3) (Relatively) easy to maintain. I don't mind initially coating it with mineral oil to give it water resistance and coat every 2-4 weeks with oil and board wax. I've seen conflicting advice about honyaki board care here and elsewhere however: do they need oil? Wax? Wet the board before each use? All of the above? None of the above? Some of the above?

4) Stain resistant. Obviously I can't throw it in a high-heat dishwasher, but I'd like to be able to cut up stuff like oil-packed sundried tomatoes and chipotles in adobo on the board and have at least most of the stains removed with vigorous scrubbing under running water.

5) Longevity. For that price, I'd like it to last longer than plastic. If I get at least 5-7 years out of it, I'd consider it good value.

Thanks!


----------



## Anton (Jun 21, 2017)

Just get JKI's 
Will do everything and more


----------



## JBroida (Jun 22, 2017)

Anton said:


> Just get JKI's
> Will do everything and more



I don't think I have them on the website though


----------



## toddnmd (Jun 22, 2017)

Jon, I'd be interested in more information as well. I was surprised to see that you carry them since I didn't recall seeing them, but if they're not listed, it all makes sense. Please PM or post info on your subforum if it's not allowed here. Thanks!


----------



## oval99 (Jun 22, 2017)

That makes two of us Todd. I'd like to learn more about John's hinoki boards as well.


----------



## TheCaptain (Jun 22, 2017)

Ummm...make that three. I gotta get to Jon's store someday.


----------



## Keith Sinclair (Jun 28, 2017)

I have used smaller Hinoki boards. Like them at least 1" thick. They are easy on your knives. Light in weight can scrub them in the sink. I use cleavers too. Heavy chopping a Hinoki will get beat up some. I use the Sugimoto 30 veg. cleaver on it light chopping is ok. 
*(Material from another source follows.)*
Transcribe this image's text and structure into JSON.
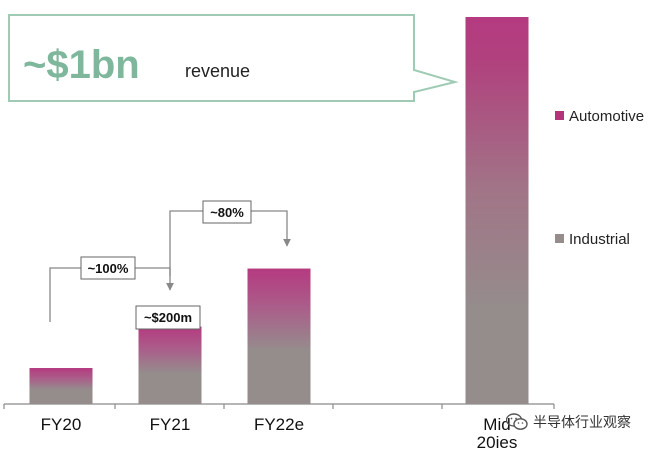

Use to get them cheap at the Japanese market now they only carry plastic. As a home cook wood is much nicer. 

You will not get too much support here sending your knives out twice a year to get sharpened. Call Jon at Japanese Knife Imports. All you really need to start is a combo stone a little sharpening knowledge and your knives will be much sharper.


----------